Last season during Boston’s Stanley Cup championship run, Lucic registered just five goals and seven assists for an anemic 12 points in 25 games. This was after scoring 30 goals in 79 regular season games. Although it is still early in the 2012 NHL playoffs, Lucic seems to be repeating his play from last postseason.
In the three postseason games this year, Lucic has yet to register a point while averaging almost 21 minutes of ice time per game. Lucic has looked tired as of late, playing just 16:57 minutes in Boston’s 4-3 victory over the Washington Capitals on Monday. The 16:57 was the least amount of ice time he’s seen during the playoffs. Lucic looks sluggish when skating and is struggling to keep up with his teammates. It’s as if someone has played a late April Fool’s joke on him and filled his skates with cement. Lucic’s skating isn’t the only thing that seems to have faltered. His passes are off, landing just ahead or just behind their intended targets.

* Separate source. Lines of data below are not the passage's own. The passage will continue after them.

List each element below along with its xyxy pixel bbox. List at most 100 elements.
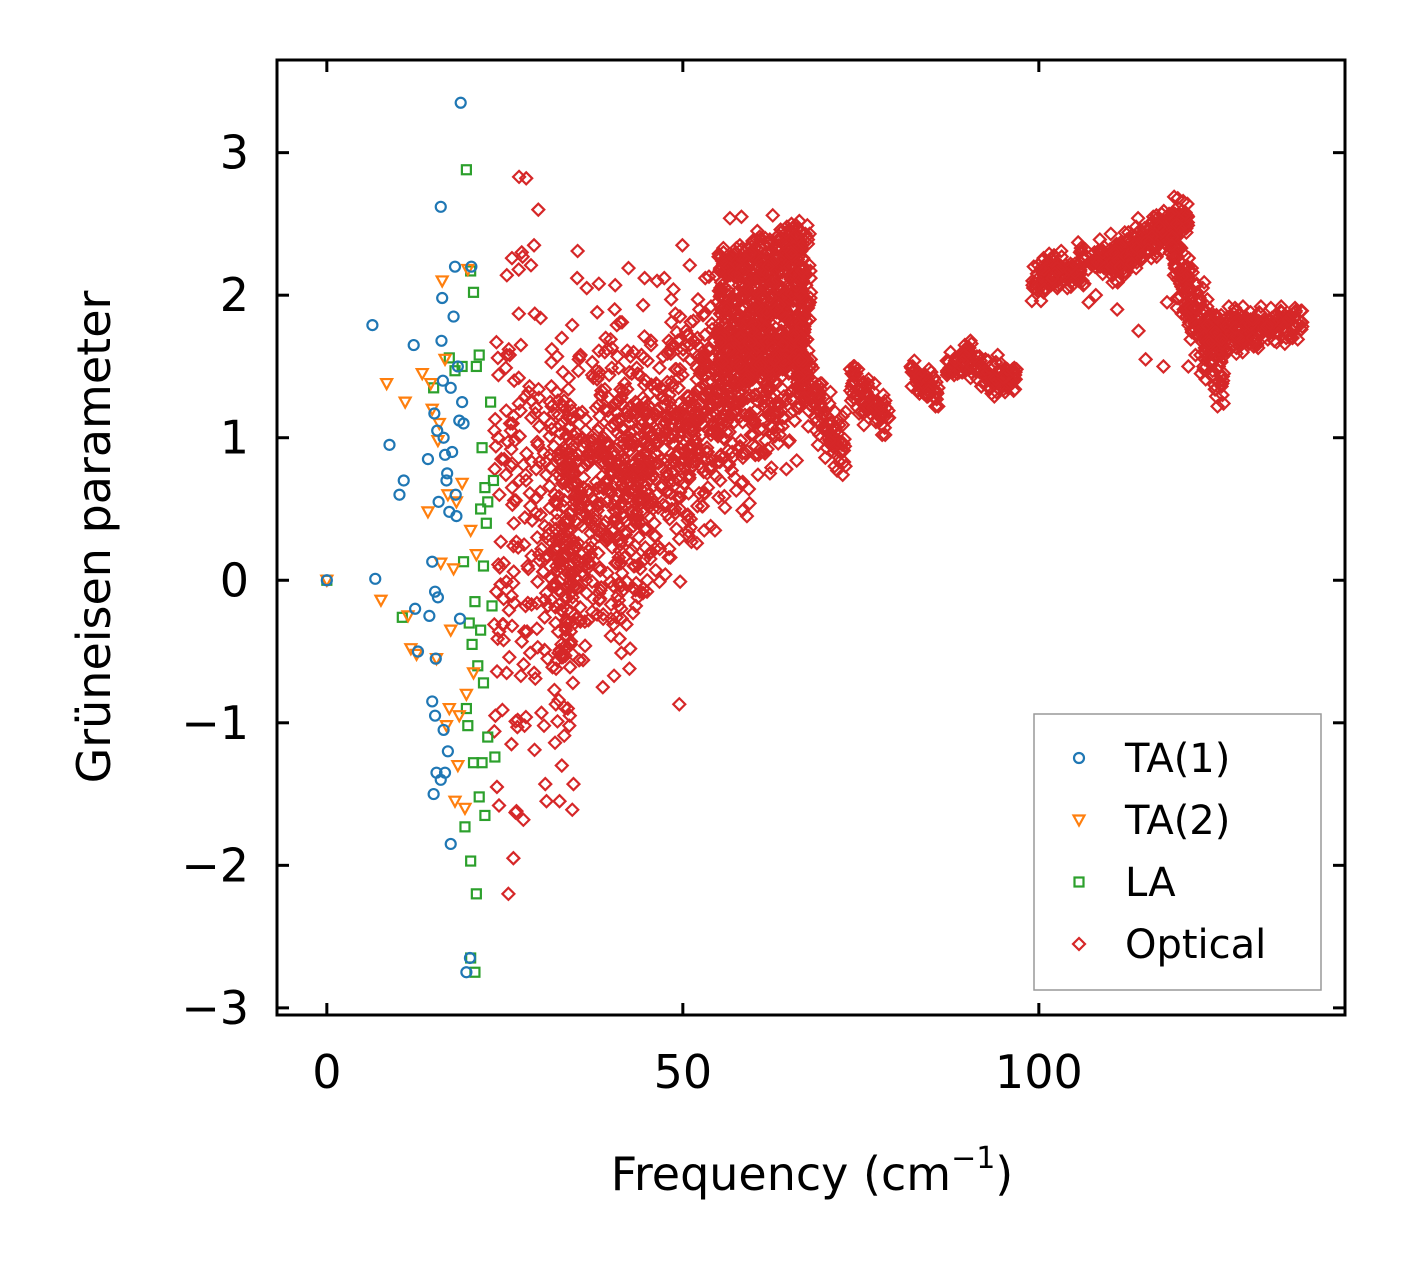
data-point (465, 855, 477, 867)
data-point (795, 236, 812, 252)
data-point (796, 381, 812, 397)
data-point (765, 207, 781, 223)
data-point (558, 401, 574, 417)
data-point (560, 478, 576, 494)
data-point (1138, 351, 1154, 367)
data-point (920, 383, 937, 399)
data-point (874, 427, 890, 443)
data-point (607, 301, 623, 317)
data-point (714, 354, 730, 370)
data-point (450, 510, 463, 523)
data-point (603, 485, 619, 501)
data-point (438, 766, 452, 779)
data-point (602, 574, 618, 590)
data-point (436, 374, 449, 387)
data-point (927, 390, 943, 406)
data-point (631, 450, 647, 466)
data-point (722, 210, 738, 226)
data-point (518, 709, 534, 725)
data-point (628, 598, 644, 614)
data-point (611, 360, 627, 376)
data-point (1036, 261, 1052, 278)
data-point (475, 624, 487, 636)
data-point (789, 452, 805, 469)
data-point (796, 310, 812, 326)
data-point (561, 718, 577, 734)
data-point (1052, 276, 1068, 292)
data-point (1169, 290, 1185, 306)
data-point (460, 164, 472, 176)
data-point (485, 396, 497, 408)
data-point (449, 488, 462, 501)
data-point (591, 368, 607, 384)
data-point (756, 394, 773, 410)
data-point (653, 480, 669, 496)
data-point (1180, 217, 1196, 233)
data-point (1201, 334, 1217, 350)
data-point (453, 612, 467, 625)
data-point (572, 347, 589, 363)
data-point (451, 710, 467, 724)
data-point (711, 383, 727, 399)
data-point (437, 353, 453, 368)
data-point (954, 353, 970, 369)
data-point (553, 442, 569, 459)
data-point (1128, 260, 1144, 276)
data-point (712, 377, 728, 393)
data-point (554, 330, 570, 346)
data-point (591, 480, 607, 496)
data-point (778, 224, 794, 241)
data-point (712, 330, 728, 346)
data-point (1037, 273, 1053, 289)
data-point (569, 270, 585, 286)
data-point (457, 802, 473, 817)
data-point (827, 418, 843, 434)
data-point (540, 548, 556, 564)
data-point (689, 498, 705, 514)
data-point (637, 521, 653, 537)
data-point (1253, 299, 1269, 315)
data-point (435, 334, 448, 347)
data-point (764, 274, 780, 290)
data-point (717, 310, 733, 326)
data-point (733, 209, 749, 225)
data-point (1169, 216, 1185, 232)
data-point (503, 736, 520, 752)
data-point (581, 542, 597, 558)
data-point (505, 575, 521, 591)
data-point (629, 504, 645, 520)
data-point (532, 484, 548, 500)
data-point (740, 368, 756, 384)
data-point (1107, 246, 1124, 262)
data-point (672, 484, 688, 500)
data-point (499, 665, 515, 681)
data-point (649, 377, 665, 393)
data-point (662, 549, 678, 566)
data-point (788, 226, 805, 242)
data-point (637, 405, 653, 422)
data-point (1130, 323, 1147, 339)
data-point (593, 383, 610, 399)
data-point (689, 535, 705, 551)
data-point (441, 702, 457, 717)
data-point (763, 324, 779, 340)
data-point (420, 506, 436, 520)
data-point (447, 795, 463, 809)
data-point (516, 656, 532, 672)
data-point (552, 451, 568, 467)
data-point (1063, 259, 1079, 275)
data-point (451, 360, 464, 373)
data-point (787, 413, 803, 429)
data-point (531, 390, 547, 406)
data-point (612, 542, 628, 558)
data-point (767, 428, 783, 444)
data-point (551, 793, 568, 809)
y-tick-label: 3 (220, 126, 249, 180)
data-point (686, 433, 702, 449)
data-point (939, 367, 955, 383)
data-point (524, 548, 540, 564)
data-point (705, 404, 721, 420)
data-point (1244, 330, 1260, 346)
data-point (446, 563, 461, 577)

For the first three games, the lack of Lucic’s offense hadn’t affected Boston too much thanks to some stellar goaltending by Tim Thomas and solid team defense. However in Game 4, with the Bruins trailing 2-1 with about four minutes left in the game, Lucic sent a pass into David Krejci’s skates that would’ve sent him streaking in on Washington’s netminder Braden Holtby. On the same shift Krejci sent a pass to Lucic, who was wide open, but it looked like Lucic took his eyes off the puck and had it bounce over his stick. As he was skating off, Lucic banged his stick on the ice in frustration.
Adding to Lucic’s awful night, with just 1:27 remaining in the game he received a pass from Zdeno Chara and skated into Washington’s zone. He tried to make a pass to Tyler Seguin who was skating up the right side, but telegraphed his pass and had Washington forward Mike Knuble steal it and send it out of the zone. If the Bruins want to beat the Washington Capitals and get out of the first round of the playoffs so they can attempt to become the second team in the last 20 years to repeat as Stanley Cup champions, they’re going to need to Lucic to contribute offensively and they’re going to need him contribute immediately.